Modular GPU Programming with Typed Perspectives

TL;DR

Prism is a new GPU programming language that uses typed perspectives to enable modular, safe, and high-performance code for collective operations on modern GPUs.

Contribution

It introduces typed perspectives in Prism, a GPU language that balances modularity and low-level control, supported by a formal calculus and compiler implementation.

Findings

Prism enables safe modular GPU programming with competitive performance.

Typed perspectives improve correctness and safety in collective GPU operations.

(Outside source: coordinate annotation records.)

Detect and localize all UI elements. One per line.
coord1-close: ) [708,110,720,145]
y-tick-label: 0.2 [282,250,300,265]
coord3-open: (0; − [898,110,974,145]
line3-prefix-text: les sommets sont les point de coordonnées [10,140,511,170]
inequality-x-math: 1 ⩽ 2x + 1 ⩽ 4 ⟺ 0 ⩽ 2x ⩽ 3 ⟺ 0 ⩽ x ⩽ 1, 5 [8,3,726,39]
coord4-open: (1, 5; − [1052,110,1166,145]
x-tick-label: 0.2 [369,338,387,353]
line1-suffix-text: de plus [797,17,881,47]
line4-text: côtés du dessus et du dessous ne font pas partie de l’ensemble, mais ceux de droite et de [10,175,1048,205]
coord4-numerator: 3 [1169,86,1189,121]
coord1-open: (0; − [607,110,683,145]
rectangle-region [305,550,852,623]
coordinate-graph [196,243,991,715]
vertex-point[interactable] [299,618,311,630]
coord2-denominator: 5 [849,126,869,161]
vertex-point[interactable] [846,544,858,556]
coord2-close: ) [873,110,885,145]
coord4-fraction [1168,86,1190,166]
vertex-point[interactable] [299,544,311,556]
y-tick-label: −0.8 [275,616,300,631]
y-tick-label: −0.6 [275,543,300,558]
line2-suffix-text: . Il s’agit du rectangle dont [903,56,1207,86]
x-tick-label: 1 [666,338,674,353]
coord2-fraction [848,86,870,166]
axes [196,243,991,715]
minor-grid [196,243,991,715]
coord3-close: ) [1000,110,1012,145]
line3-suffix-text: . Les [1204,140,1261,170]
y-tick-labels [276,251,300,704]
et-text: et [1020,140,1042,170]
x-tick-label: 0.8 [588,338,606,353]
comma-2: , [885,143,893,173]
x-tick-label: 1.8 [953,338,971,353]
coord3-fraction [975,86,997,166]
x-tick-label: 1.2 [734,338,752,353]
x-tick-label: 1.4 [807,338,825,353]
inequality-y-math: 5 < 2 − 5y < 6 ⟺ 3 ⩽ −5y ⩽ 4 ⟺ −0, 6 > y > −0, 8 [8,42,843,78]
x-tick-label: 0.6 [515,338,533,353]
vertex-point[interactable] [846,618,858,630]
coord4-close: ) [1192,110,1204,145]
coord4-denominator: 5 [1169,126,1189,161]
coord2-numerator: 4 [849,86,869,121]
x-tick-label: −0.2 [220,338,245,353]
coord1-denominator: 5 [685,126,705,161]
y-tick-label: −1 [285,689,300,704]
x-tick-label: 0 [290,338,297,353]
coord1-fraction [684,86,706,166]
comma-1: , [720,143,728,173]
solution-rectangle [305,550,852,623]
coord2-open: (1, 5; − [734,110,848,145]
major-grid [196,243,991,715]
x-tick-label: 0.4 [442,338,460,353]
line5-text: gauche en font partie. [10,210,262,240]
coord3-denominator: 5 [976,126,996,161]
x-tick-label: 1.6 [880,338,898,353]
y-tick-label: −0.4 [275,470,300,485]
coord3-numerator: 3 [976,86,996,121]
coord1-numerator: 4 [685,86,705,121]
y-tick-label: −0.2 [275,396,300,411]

Theoretical foundations support practical implementation of Prism.

Abstract

To achieve peak performance on modern GPUs, one must balance two frames of mind: issuing instructions to individual threads to control their behavior, while simultaneously tracking the convergence of many threads acting in concert to perform collective operations like Tensor Core instructions. The tension between these two mindsets makes modular programming error prone. Functions that encapsulate collective operations, despite being called per-thread, must be executed cooperatively by groups of threads. In this work, we introduce Prism, a new GPU language that restores modularity while still giving programmers the low-level control over collective operations necessary for high performance. Our core idea is typed perspectives, which materialize, at the type level, the granularity at which the programmer is controlling the behavior of threads. We describe the design of Prism, implement a compiler for it, and lay its theoretical foundations in a core calculus called Bundl. We implement state-of-the-art GPU kernels in Prism and find that it offers programmers the safety guarantees needed to confidently write modular code without sacrificing performance.